Making virtual assistants female by default can be bad for business and perpetuate stereotypes, these chatbot developers said, so they’re offering more options to consumers.

“A bot can be male or female, but I think it doesn’t need to be submissive,” said Dror Oren, co-founder and vice president at Kasisto. “It can be a woman and have a smart, authoritative approach. A lot of bots are women, but they show behavior which is not necessarily what I would like to see when I think about my daughters.”

The New York startup, which spun off from a Silicon Valley research company called SRI International that helped create Siri, developed a banking chatbot called MyKAI that launched in 2016 to manage money, track expenses or answer banking questions.

Available on Facebook Messenger, Slack and text message, the bot can answer questions such as, “How much did I spend on groceries last week,” “How much money do I have in my checking account,” or “What is compound interest?”

But ask MyKAI if it’s male or female, and it responds, “As a bot, I’m not a human. But I learn. That’s machine learning.”

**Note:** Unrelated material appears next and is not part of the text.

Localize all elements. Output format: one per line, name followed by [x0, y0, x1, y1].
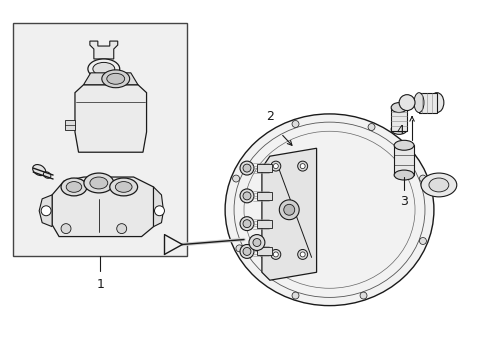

When Kasisto designed the bot, Oren said it hired a female writer to help create a bot that was gender neutral.

“We wanted (its gender) to be relatively vague, and for us, it serves the purpose of focusing on the activity and function and not the personality of the bot,” he said. “This bot is helping you to manage money or set your budget, but it’s not about hanging out with you and being your flirty virtual buddy.”

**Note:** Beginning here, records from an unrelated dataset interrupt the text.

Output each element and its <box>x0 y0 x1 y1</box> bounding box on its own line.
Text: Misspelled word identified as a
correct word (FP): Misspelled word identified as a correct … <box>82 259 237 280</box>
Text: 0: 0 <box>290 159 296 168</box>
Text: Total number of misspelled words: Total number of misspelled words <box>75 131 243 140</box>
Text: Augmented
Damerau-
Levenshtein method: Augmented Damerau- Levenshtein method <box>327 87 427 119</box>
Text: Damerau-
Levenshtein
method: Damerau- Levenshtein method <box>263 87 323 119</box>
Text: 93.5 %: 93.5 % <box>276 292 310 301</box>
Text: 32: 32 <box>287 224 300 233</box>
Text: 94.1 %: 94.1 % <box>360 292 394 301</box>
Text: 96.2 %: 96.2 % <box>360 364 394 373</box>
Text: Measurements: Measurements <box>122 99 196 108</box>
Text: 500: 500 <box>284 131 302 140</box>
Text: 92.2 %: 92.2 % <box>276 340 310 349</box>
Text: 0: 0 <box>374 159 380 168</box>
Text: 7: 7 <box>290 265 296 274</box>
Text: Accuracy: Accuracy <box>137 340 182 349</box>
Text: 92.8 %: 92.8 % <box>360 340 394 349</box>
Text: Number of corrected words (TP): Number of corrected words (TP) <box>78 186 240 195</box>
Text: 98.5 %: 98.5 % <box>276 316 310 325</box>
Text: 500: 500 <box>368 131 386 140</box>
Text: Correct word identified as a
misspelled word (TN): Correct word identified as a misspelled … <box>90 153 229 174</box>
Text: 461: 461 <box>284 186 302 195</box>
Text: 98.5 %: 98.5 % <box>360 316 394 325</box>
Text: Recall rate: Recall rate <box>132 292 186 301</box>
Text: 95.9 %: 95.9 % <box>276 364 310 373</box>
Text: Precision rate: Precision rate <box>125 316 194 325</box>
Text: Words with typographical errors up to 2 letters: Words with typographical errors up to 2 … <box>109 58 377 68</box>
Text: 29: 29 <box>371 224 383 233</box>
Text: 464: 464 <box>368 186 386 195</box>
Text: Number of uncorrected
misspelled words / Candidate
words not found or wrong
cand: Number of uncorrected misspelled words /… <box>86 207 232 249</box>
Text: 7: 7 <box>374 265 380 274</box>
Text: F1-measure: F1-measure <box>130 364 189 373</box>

The name KAI stands for Kasisto AI, but the company also liked it because the name Kai has different meanings in different cultures, including victory, fire, willow tree or lovable.

Like diversity on movie screens or in media, some experts and developers said chatbots can also reinforce stereotypes or biases about people who work in particular professions.

“Technology has the power to reshape what the new normal is,” said Stuart Geiger, an ethnographer and scholar at the Berkeley Institute for Data Science at the University of California at Berkeley.

Historically, secretaries and administrative assistants have been women, and women still comprise about 94 percent of people in those jobs, according to 2014 data from the U.S. Department of Labor.

“When an engineer or product manager goes to automate a task, they sort of have an idea in their minds of humans who were performing it before,” Geiger said.

Siri, perhaps the best known intelligent assistant, is a case in point. When Siri debuted as an iPhone app in 2010, the personal assistant only responded via text. In October 2011, after Apple purchased the startup that created Siri, the virtual assistant was introduced as a feature on the iPhone 4S and had a female voice in the United States. Apple didn’t offer users the option to give Siri a male voice until two years later.

If you ask Siri if it’s a man or woman, it replies, “I am genderless. Like cacti. And certain species of fish.”